Variable cost a key differentiator for storage

Like cars, gas storage assets come in a range of sizes and speeds.  Any conversation comparing the relative merits of different storage assets tends to focus on:

  1. Working volume – how much gas you can store
  2. Cycling performance – relative rates of injection and withdrawal.

These headline attributes are definitely important in evaluating a storage asset.  But there is another characteristic that often gets less attention than it deserves: variable cycling costs.

Lower variable costs mean a lower hurdle to capture market price spreads. This translates directly into higher utilisation and higher expected returns on storage capacity.  It also offers downside protection in a low seasonal spread environment (such as the last five years).  For this reason, low cycling costs are a boon for traders and storage owners alike.

Illustrating variable costs dynamics via a case study

The most practical way to illustrate the impact of lower variable costs is via a simple case study. In Chart 1 below we compare value capture for two different UK storage assets:

  1. A salt cavern facility with lower variable cycling costs (0.5 p/th)
  2. A depleted field seasonal storage facility with higher cycling costs (1.2 p/th)

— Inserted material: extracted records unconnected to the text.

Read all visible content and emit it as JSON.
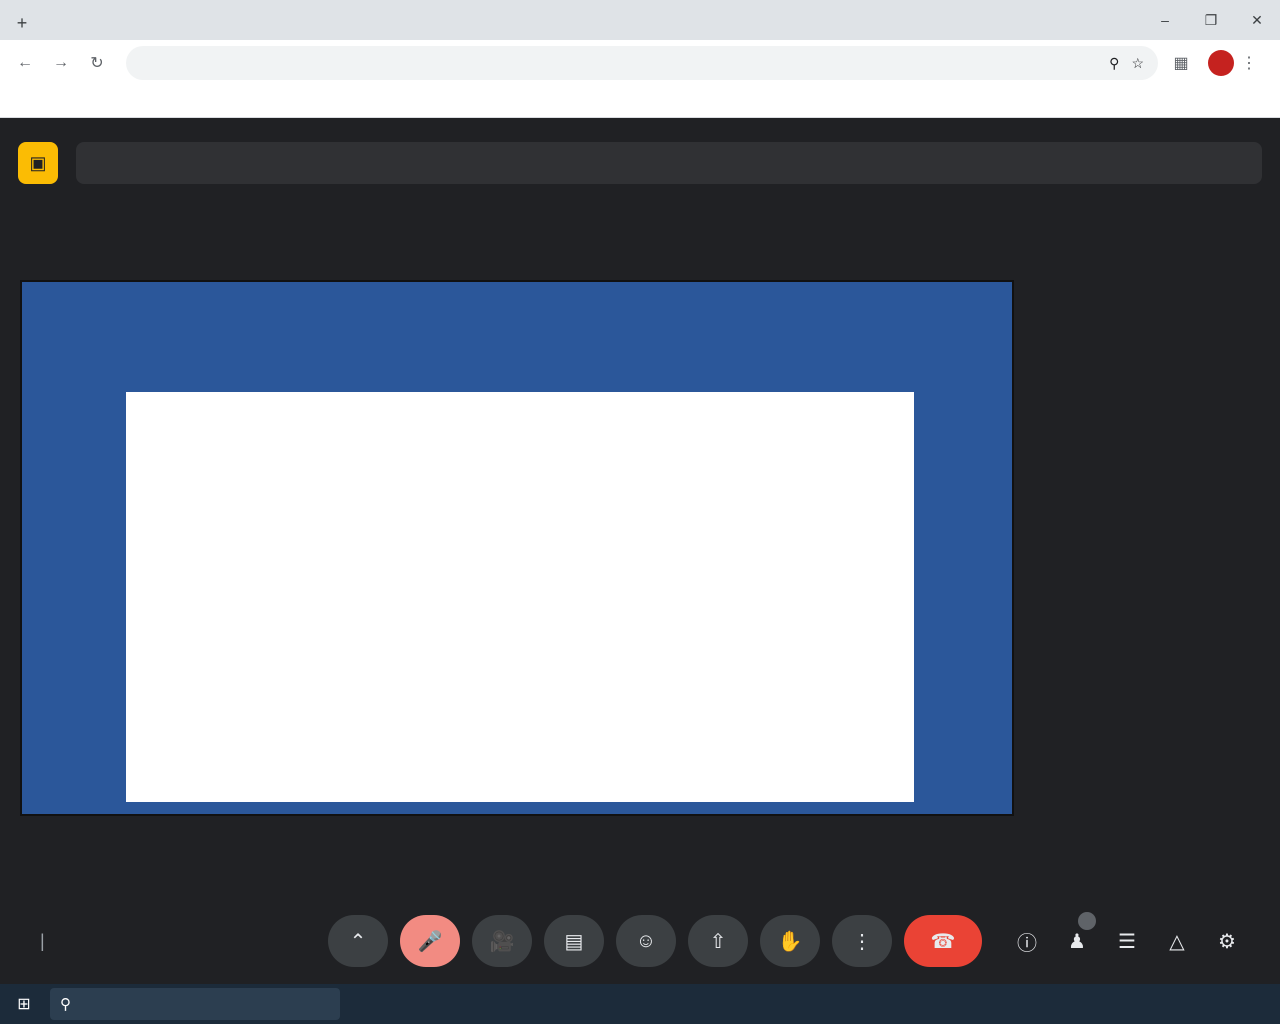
{
  "browser": {
    "tabs": [],
    "omnibox": {
      "url": ""
    },
    "bookmarks": [],
    "bookmarks_all_label": "",
    "profile_initial": ""
  },
  "meeting": {
    "presenter_label": "",
    "document": {
      "heading": "",
      "paragraphs": []
    },
    "participants": [],
    "clock": "",
    "code": ""
  },
  "controls": {
    "people_count": ""
  },
  "taskbar": {
    "search_placeholder": "",
    "apps": [],
    "weather": "",
    "lang": "",
    "time": "",
    "date": ""
  }
}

For simplicity of illustration we have assessed value capture against a ranking of Day-Ahead (D-A) versus Within-Day (W-D) price spreads. This assumes a basic D-A vs W-D trading strategy as follows:

  • When W-D price > D-A price plus variable cycling costs then capacity holder can buy D-A & inject and sell W-D & withdraw
  • When W-D price < D-A price minus variable cycling costs then capacity holder can sell D-A & withdraw and buy W-D & inject

Chart 1: Impact of variable cycling costs on value capture against DA/WD spread

Source: Timera Energy

The grey line shows the ranked NBP Day-Ahead to Within-Day price spread for across 2015-2018.  For both storage facilities there are a range of lower spreads where no action is profitable i.e. where variable cycling costs exceed price spreads.  But the ‘no action’ range for the fast cycle storage (red lines) is significantly smaller than for the depleted field (green lines).

Lower cycling costs mean greater utilisation & cycling opportunities for the salt cavern facility.  Lower costs also mean that the salt cavern captures a higher margin from spreads than the depleted field can capture.  Both these dynamics help protect margins for assets with low cycling costs when operating in a low price spread environment.

Factors influencing variable cost

The variable costs of storage can often be influenced by asset owners as a way of enhancing returns and optimising asset value.  Key factors influencing variable cost are:

  1. Asset design: For example, relative cavern pressure vs grid.
  2. Infrastructure: The age and configuration of facility infrastructure (e.g. compressors) can impact cycling efficiency/cost.
  3. Cavern type: For example, salt cavern variable costs are generally lower than for depleted fields.
  4. TSO charging structure: For example, German storage assets have historically had relatively high variable costs due to inclusion of D-A entry / exit capacity costs. These costs tend to be bundled into capacity products in UK/NL. There are currently EU wide and UK regulatory transmission charging reviews aiming to harmonise charging principles. 

There is ultimately a cost / benefit trade off for owners in optimising the variable costs of storage assets. Taking actions to reduce variable costs makes sense as long the incremental spend to achieve reductions is less than the risk adjusted market returns it yields.

Storage asset owners have suffered several tough years of lower market returns. In this environment, optimising asset variable costs can be a key source of value upside.